By far the saddest part about everything that happened yesterday is that a fine performance by the Hoosiers — a well-executed gameplan against a good team — went totally by the wayside. It was overshadowed. Overshadowed not only because Brian Butch hit a lucky (yes, it was lucky) banked three-pointer from about 24 feet to win the game, but overshadowed by the giant inky-black specter of the NCAA’s announcement about major violations yesterday.
Sunday, the Hoosiers (to my mind, at least), took a significant step forward to alleviating a lot of the obvious concerns about them as a whole. Last night, they continued that pattern, albeit in a flawed loss. That progress — think how bad they looked the first game against Wisconsin — should be the story. But as I sit and write this, attempting to write about what’s happening on the floor reeks of blind fandom. It feels like ignoring the giant elephant in the room. Be positive! Think good thoughts! Talk about basketball! Easier said than done.
And that’s the problem. It’s not the sanctions themselves — we’re all adults here, and we can get over it. Kelvin Sampson getting fired? C’est la vie. Life goes on. Another lost scholarship? Sucks, but it’s not devastating. Kent Benson getting all worked into a froth again? Not exactly newsworthy.
No, the problem is that because of Kelvin Sampson’s utter stupidity, enjoying the game for what it is in its rawest, purest form — a group of almost-student-athletes competing with their school’s name on their shirts — is now impossible. Watching this team develop into a tournament contender is ruined. Our expression of basketball fandom is tainted. To paraphrase Christopher Hitchens, sanctions poison everything. That’s not fair to D.J. White and Eric Gordon and Armon Bassett and the rest, and it’s not fair to us.
It took a while for the Hoosiers to pull away in this one — thanks to Northwestern’s back cuts and three-point shooting — but with around eight minutes to go, Eric Gordon hit a few shots, D.J. White chipped in some free throws and that was that: 75-63, IU wins. For the afternoon Gordon had 29 points — 18 of which came on three-point baskets. White racked up his fourteenth double-double with 26 points and 13 boards. Craig Moore led the Wildcats with 17 points.
It also helped that IU went to a zone in the second half, negating some of Northwestern’s nifty screening and cutting. At one point, Northwestern didn’t notch a field goal for just about eight minutes. Kyle Taber got the start at the four for the Hoosiers and saw some considerable playing time. (Clearly, Kelvin Sampson — like many of us — is realizing the Mike White/DeAndre Thomas/Lance Stemler combo has been lackluster as of late.)

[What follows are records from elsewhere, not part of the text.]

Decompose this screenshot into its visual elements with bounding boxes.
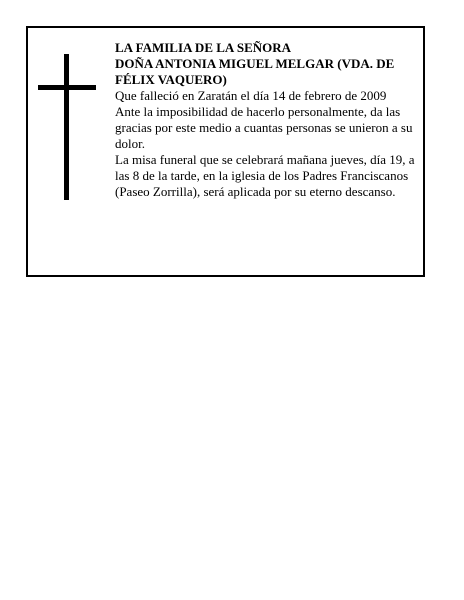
cross-vertical-bar — [64, 54, 69, 200]
notice-heading-deceased: DOÑA ANTONIA MIGUEL MELGAR (VDA. DE FÉLIX VAQUERO) — [115, 56, 395, 87]
obituary-notice — [26, 26, 425, 277]
notice-heading-family: LA FAMILIA DE LA SEÑORA — [115, 40, 292, 55]
cross-icon — [38, 54, 96, 200]
thanks-paragraph: Ante la imposibilidad de hacerlo personalmente, da las gracias por este medio a cuantas personas se unieron a su dolor. — [115, 104, 413, 151]
notice-text — [115, 40, 415, 200]
death-announcement: Que falleció en Zaratán el día 14 de febrero de 2009 — [115, 88, 387, 103]
cross-horizontal-bar — [38, 85, 96, 90]
funeral-mass-paragraph: La misa funeral que se celebrará mañana jueves, día 19, a las 8 de la tarde, en la iglesia de los Padres Franciscanos (Paseo Zorrilla), será aplicada por su eterno descanso. — [115, 152, 415, 199]
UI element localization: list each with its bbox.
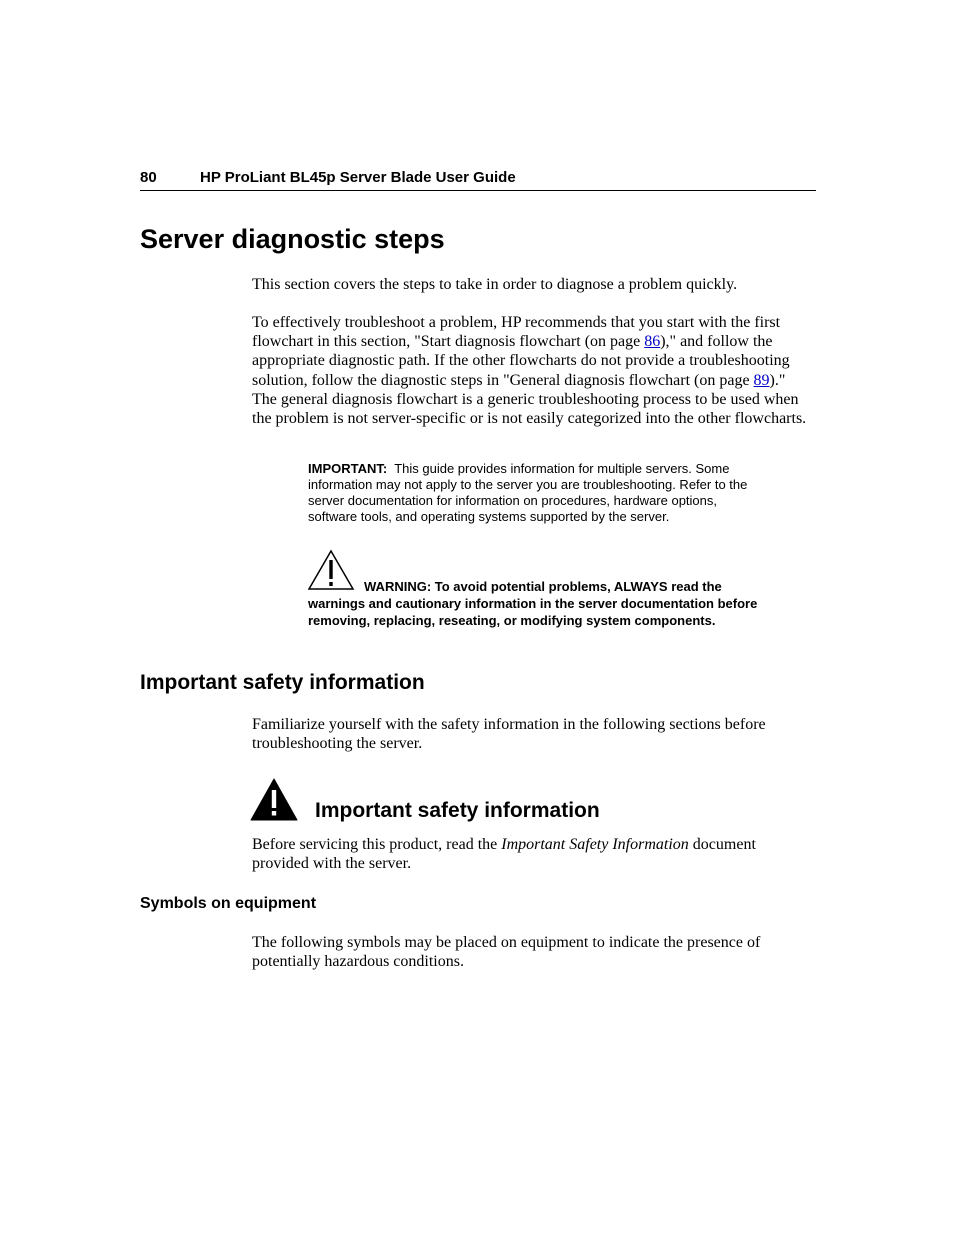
troubleshoot-paragraph	[252, 313, 812, 428]
important-label: IMPORTANT:	[308, 461, 388, 476]
section-title: Server diagnostic steps	[140, 224, 445, 254]
safety-doc-title: Important Safety Information	[501, 836, 689, 853]
servicing-text-2: document provided with the server.	[252, 836, 756, 873]
warning-text: WARNING: To avoid potential problems, ALWAYS read the warnings and cautionary information in the server documentation before removing, replacing, reseating, or modifying system components.	[308, 579, 758, 628]
servicing-text-1: Before servicing this product, read the	[252, 836, 502, 853]
safety-subheading: Important safety information	[315, 799, 600, 822]
troubleshoot-text-2: )," and follow the appropriate diagnostic path. If the other flowcharts do not provide a troubleshooting solution, follow the diagnostic steps in "General diagnosis flowchart (on page	[252, 333, 790, 389]
running-header	[140, 169, 816, 191]
servicing-paragraph	[252, 835, 812, 873]
troubleshoot-text-3: )." The general diagnosis flowchart is a generic troubleshooting process to be used when the problem is not server-specific or is not easily categorized into the other flowcharts.	[252, 371, 807, 428]
safety-paragraph: Familiarize yourself with the safety information in the following sections before troubleshooting the server.	[252, 716, 766, 753]
troubleshoot-text-1: To effectively troubleshoot a problem, HP recommends that you start with the first flowchart in this section, "Start diagnosis flowchart (on page	[252, 314, 781, 351]
important-note	[308, 461, 758, 525]
safety-heading: Important safety information	[140, 671, 425, 694]
intro-paragraph: This section covers the steps to take in order to diagnose a problem quickly.	[252, 276, 738, 293]
symbols-paragraph: The following symbols may be placed on equipment to indicate the presence of potentially hazardous conditions.	[252, 934, 761, 971]
page-link-89[interactable]: 89	[753, 371, 770, 389]
caution-triangle-filled-icon	[250, 778, 298, 821]
important-text: This guide provides information for multiple servers. Some information may not apply to the server you are troubleshooting. Refer to the server documentation for information on procedures, hardware options, software tools, and operating systems supported by the server.	[308, 461, 748, 524]
page-number: 80	[140, 169, 157, 186]
symbols-heading: Symbols on equipment	[140, 895, 317, 912]
page-link-86[interactable]: 86	[644, 333, 661, 351]
header-title: HP ProLiant BL45p Server Blade User Guide	[200, 169, 516, 186]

Though Taber saw considerable playing time, he was just sort of, well, there. He didn’t do anything particularly notable. He didn’t do anything particularly awful, either. (Although, I do remember an errant pass for a turnover in the second half.) It was nice to see Sampson try something else there, even if it wasn’t quite the answer. Taber does have size and if he can play some defense — which he seemed somewhat capable of today — it might be another serviceable option for IU as the season progresses.
Our guy A.J. Ratliff saw the floor for a good stretch this afternoon as well, but it’s clear his shot just isn’t there yet this season. He attempted six threes and only hit one.

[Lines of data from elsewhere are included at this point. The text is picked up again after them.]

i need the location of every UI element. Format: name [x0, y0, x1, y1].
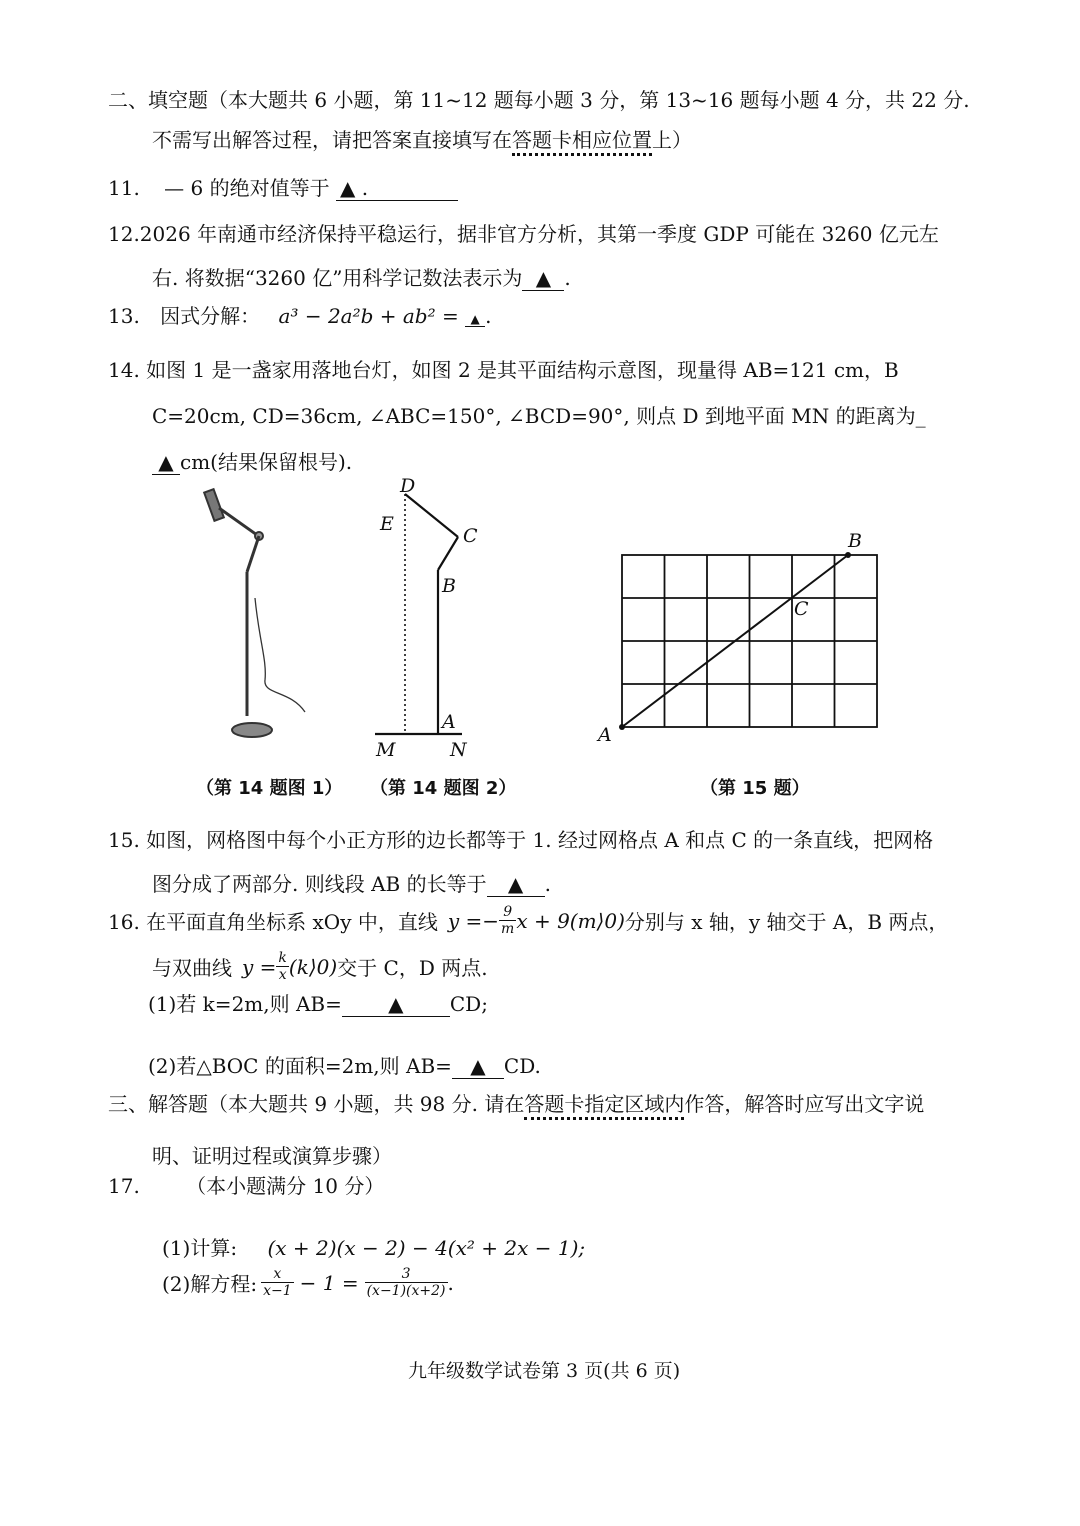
q16-part1-prefix: (1)若 k=2m,则 AB= [148, 992, 342, 1016]
q12-answer-blank: ▲ [522, 266, 564, 291]
label-b: B [442, 575, 456, 597]
question-11 [108, 172, 458, 201]
segment-bc [438, 537, 458, 570]
footer-text: 九年级数学试卷第 3 页(共 6 页) [408, 1360, 681, 1382]
q16-eq1-fraction [499, 904, 516, 937]
fig1-caption: （第 14 题图 1） [196, 778, 343, 799]
question-12-line2 [152, 262, 571, 291]
q17-frac2-den: (x−1)(x+2) [366, 1283, 446, 1299]
section2-emphasis-dotted: 答题卡相应位置 [512, 128, 652, 156]
q12-tail: . [564, 266, 571, 290]
label-n: N [450, 739, 467, 761]
lamp-head [204, 489, 224, 521]
q13-expression: a³ − 2a²b + ab² = [278, 304, 459, 328]
q17-frac1-num: x [261, 1266, 294, 1283]
lamp-upper-arm [219, 508, 257, 535]
q16-eq1-y: y =− [447, 908, 500, 933]
q16-line2-prefix: 与双曲线 [152, 956, 232, 980]
floor-lamp-figure [195, 480, 335, 750]
question-16-line2 [152, 950, 488, 983]
point-b [845, 552, 851, 558]
lamp-structure-diagram [360, 472, 520, 762]
q17-number: 17. [108, 1174, 140, 1198]
q16-part2-suffix: CD. [503, 1054, 541, 1078]
section2-instruction-suffix: 上） [652, 128, 692, 152]
q13-answer-blank: ▲ [465, 312, 485, 327]
q14-line1: 14. 如图 1 是一盏家用落地台灯，如图 2 是其平面结构示意图，现量得 AB=121 cm，B [108, 358, 899, 382]
q14-answer-blank: ▲ [152, 450, 180, 475]
question-13 [108, 300, 491, 329]
section3-prefix: 三、解答题（本大题共 9 小题，共 98 分. 请在 [108, 1092, 525, 1116]
q16-line1-suffix: 分别与 x 轴，y 轴交于 A，B 两点， [624, 910, 949, 934]
q16-eq2-y: y = [242, 954, 277, 979]
question-16-line1 [108, 904, 948, 937]
question-16-part1 [148, 988, 488, 1017]
section2-instruction-prefix: 不需写出解答过程，请把答案直接填写在 [152, 128, 512, 152]
q11-text: — 6 的绝对值等于 [164, 176, 330, 200]
q17-part2-tail: . [447, 1270, 454, 1295]
label-e: E [380, 513, 394, 535]
q17-part1-expression: (x + 2)(x − 2) − 4(x² + 2x − 1); [267, 1236, 586, 1260]
fig2-caption: （第 14 题图 2） [370, 778, 517, 799]
section3-emphasis-dotted: 答题卡指定区域内 [524, 1092, 684, 1120]
label-m: M [376, 739, 396, 761]
label-c: C [463, 525, 478, 547]
fig3-caption: （第 15 题） [700, 778, 810, 799]
q16-eq1-num: 9 [499, 904, 516, 921]
q11-answer-mark: ▲ [339, 176, 356, 200]
q17-fraction-2 [365, 1266, 448, 1299]
q16-eq2-num: k [278, 950, 287, 966]
section2-instruction [152, 124, 692, 153]
section3-heading [108, 1088, 924, 1117]
section3-line2-text: 明、证明过程或演算步骤） [152, 1144, 392, 1168]
q16-part2-prefix: (2)若△BOC 的面积=2m,则 AB= [148, 1054, 452, 1078]
question-14-line1 [108, 354, 899, 383]
grid-lines [622, 555, 877, 727]
section2-heading [108, 84, 970, 113]
q17-frac1-den: x−1 [263, 1283, 292, 1299]
grid-figure [590, 525, 890, 750]
page-footer [408, 1356, 680, 1383]
q11-answer-blank [336, 176, 458, 201]
q16-line1-prefix: 16. 在平面直角坐标系 xOy 中，直线 [108, 910, 438, 934]
q16-part2-answer-blank: ▲ [452, 1054, 504, 1079]
q15-tail: . [544, 872, 551, 896]
q12-line1: 12.2026 年南通市经济保持平稳运行，据非官方分析，其第一季度 GDP 可能在 3260 亿元左 [108, 222, 939, 246]
q17-frac2-num: 3 [365, 1266, 448, 1283]
section3-line2 [152, 1140, 392, 1169]
question-12-line1 [108, 218, 939, 247]
q13-number: 13. [108, 304, 140, 328]
q17-part1-label: (1)计算: [162, 1236, 238, 1260]
q16-eq1-rest: x + 9(m⟩0) [516, 908, 625, 933]
q15-line2: 图分成了两部分. 则线段 AB 的长等于 [152, 872, 487, 896]
q16-line2-suffix: 交于 C，D 两点. [337, 956, 488, 980]
q15-answer-blank: ▲ [487, 872, 545, 897]
point-a [619, 724, 625, 730]
label-d: D [400, 475, 416, 497]
q14-line2: C=20cm, CD=36cm, ∠ABC=150°, ∠BCD=90°, 则点 D 到地平面 MN 的距离为_ [152, 404, 926, 428]
label-a: A [442, 711, 456, 733]
q14-line3-suffix: cm(结果保留根号). [180, 450, 353, 474]
q16-part1-suffix: CD; [449, 992, 488, 1016]
q11-tail: . [361, 176, 369, 200]
q17-header: （本小题满分 10 分） [186, 1174, 385, 1198]
question-17-header [108, 1170, 384, 1199]
grid-label-a: A [598, 724, 612, 746]
q17-fraction-1 [261, 1266, 294, 1299]
q16-eq2-rest: (k⟩0) [288, 954, 338, 979]
q17-part2-middle: − 1 = [299, 1270, 359, 1295]
lamp-mid-arm [247, 536, 259, 572]
question-17-part1 [162, 1232, 585, 1261]
segment-cd [405, 494, 458, 537]
question-14-line3 [152, 446, 352, 475]
lamp-base [232, 723, 272, 737]
lamp-cord [255, 598, 305, 712]
section3-suffix: 作答，解答时应写出文字说 [684, 1092, 925, 1116]
question-16-part2 [148, 1050, 541, 1079]
q16-eq2-fraction [276, 950, 288, 983]
q17-part2-label: (2)解方程: [162, 1272, 258, 1296]
grid-label-b: B [848, 530, 862, 552]
question-17-part2 [162, 1266, 454, 1299]
q15-line1: 15. 如图，网格图中每个小正方形的边长都等于 1. 经过网格点 A 和点 C 的一条直线，把网格 [108, 828, 934, 852]
q11-number: 11. [108, 176, 140, 200]
q16-part1-answer-blank: ▲ [342, 992, 450, 1017]
q13-tail: . [485, 304, 492, 328]
question-14-line2 [152, 400, 926, 429]
section2-heading-text: 二、填空题（本大题共 6 小题，第 11~12 题每小题 3 分，第 13~16 题每小题 4 分，共 22 分. [108, 88, 970, 112]
q16-eq1-den: m [501, 921, 515, 937]
grid-label-c: C [794, 598, 809, 620]
question-15-line2 [152, 868, 551, 897]
q16-eq2-den: x [278, 967, 287, 983]
q12-line2: 右. 将数据“3260 亿”用科学记数法表示为 [152, 266, 523, 290]
q13-label: 因式分解： [160, 304, 261, 328]
question-15-line1 [108, 824, 933, 853]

Oh and since we’ve all been rather critical of Sampson, his offensive schemes and the way this team has played this year, I highly recommend you read Chris Korman’s article from today. Sampson responded to a lot of that criticism yesterday. (One thing I’ll say: Sampson was able to maximize the talent on last year’s squad: they played well together. Why he hasn’t been able to do that for this year’s team, well, I don’t know. But we’re eight game deep in the Big Ten season, he better figure it out soon.)
The Hoosiers are now 18-3 on the season and 7-1 in the Big Ten. They play Illinois on Thursday night in Champaign, Ill.